“PHOENIX -- As officials and contractors working in border security milled around a convention-center hall this week, artificial intelligence analyzed their threat potential in real time, displaying the results on computer screens.
Companies showed off how their systems, from miles away, could distinguish people from animals, or those carrying bags or weapons -- using mounted cameras or sensors or drones as small as a child's toy.
The annual Border Security Expo, a trade show catering to Department of Homeland Security personnel, provides an array of companies showing off the newest, flashiest technology they are eager to sell to the U.S. government. This year, the stakes were even higher.
The acceleration of AI in border-security technology hit a fever pitch over the past year, bringing new competitors into the industry and offering a new vision of what surveillance and border enforcement looks like. The Trump administration has made border security and immigration enforcement its priority, and vendors have been eager to secure funding and contracts before political winds shift.
Paul Allen, president of Airship AI, a surveillance intelligence system, said the administration's emphasis on securing the border has led companies serving other sectors to begin applying their technologies to border security.
"If you look at where the money's going, it's ICE and CBP," Allen said, referring to a pair of U.S. agencies: Immigration and Customs Enforcement and Customs and Border Protection. "So if you're in this line of work, that's what you're doing."
Last year, Republicans in Congress passed more than $170 billion for border-security and immigration measures in President Trump's "One Big Beautiful Bill," but some specific funding remains in flux. Some contracts are being awarded that have long been in the bidding process. Others have been on hold awaiting the reopening of DHS, which had its funding frozen as a divided Congress debated checks on immigration enforcement. Congress recently funded DHS through the rest of the fiscal year, but a larger package is pending.
David Olive, a government-relations consultant specializing in homeland security, said some contracts are being rushed as agencies look to spend money that has been allocated, fearing that if control of Congress flips to Democrats in November, unspent money could be rescinded next year.
"Speed is more important than efficiency or effectiveness right now," Olive said.
The government has been actively soliciting new technology and trying to find ways to speed up its rollout.
"CBP is open for business," Edward Mays, a deputy assistant commissioner at the agency, told attendees at a panel exploring the potential of quantum technology.
Even Amazon.com is getting in on the border-security game, displaying a pickup truck equipped with systems to provide mobile monitoring of people or border threats via drones or other inputs. Representatives said the truck is a prototype of what Amazon could offer DHS. They added that the vehicle hasn't been deployed to the border yet. The company has a specialized email account set up to recruit DHS business.
Most of the technology on display was autonomous and AI-equipped.

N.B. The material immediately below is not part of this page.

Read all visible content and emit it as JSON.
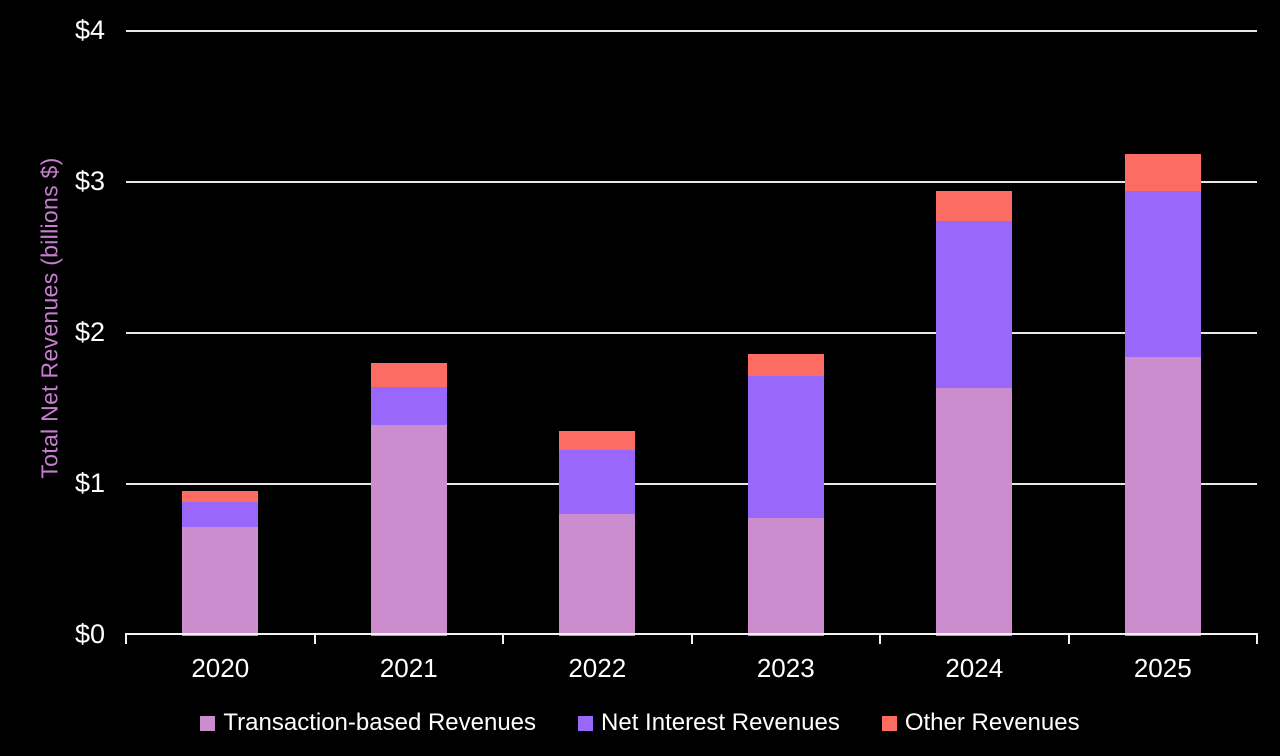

Not all of it worked perfectly. Attendees at one point hurried to avoid a tethered drone crashing to the ground from above their heads. (The drone's maker blamed a computer error.)
Paul Venesky, director of air and ground radar systems for SRCTec, said autonomous systems have come more heavily into use over the past year. He said that a Border Patrol agent might be alerted by AI when a radar system or camera flags a potential threat, rather than having to actively watch a screen with a joystick to switch angles.
He and other vendors said that although competition for business remains, the current mood is driving innovation and collaboration in new ways.
"A lot of it is very complementary," said Larry Bowe, chief executive of PureTech Systems, which makes surveillance-camera software. "You can apply AI to fiber-optic fence technology or radar." He added: "In the future you could be dispatching robots to go make intercepts."
Heightened demands of advancing technology have also brought opportunity for new competitors. Representatives of WilliamsRDM -- whose products include solar panels that power covert cameras while disguised as rocks and litter -- said the power demands of AI-linked systems are increasing the need for their products.
The company is developing larger chargers for drones, allowing them to increase their range, representatives Eddie Hinojosa and Chris Stimek said. WilliamsRDM has contracts with some Border Patrol offices, but would like to get more traction with DHS, they said.
The government has touted technology as a way to find and apprehend potential smugglers and immigrants who are in the U.S. illegally, saying it is more efficient than human power and, in some cases, less invasive than a physical border wall. Others have cried foul on what they see as dystopian Big Brother surveillance that is being rolled out with little public understanding and oversight.
Jay Stanley, a senior policy analyst for the American Civil Liberties Union, called the use of AI in border enforcement a civil-liberties threat.
"Fierce political will to seal the border and novel AI surveillance technologies are converging to create a maelstrom of investment, lobbying, development of new technologies and efforts to increase surveillance of the border and of Americans," Stanley said. "It seems like a bad deal."” [1]
1. U.S. News: AI-Driven Surveillance Tools Proliferate --- Big U.S. spending is driving advances in technology that aid border control. Findell, Elizabeth. Wall Street Journal, Eastern edition; New York, N.Y.. 09 May 2026: A3.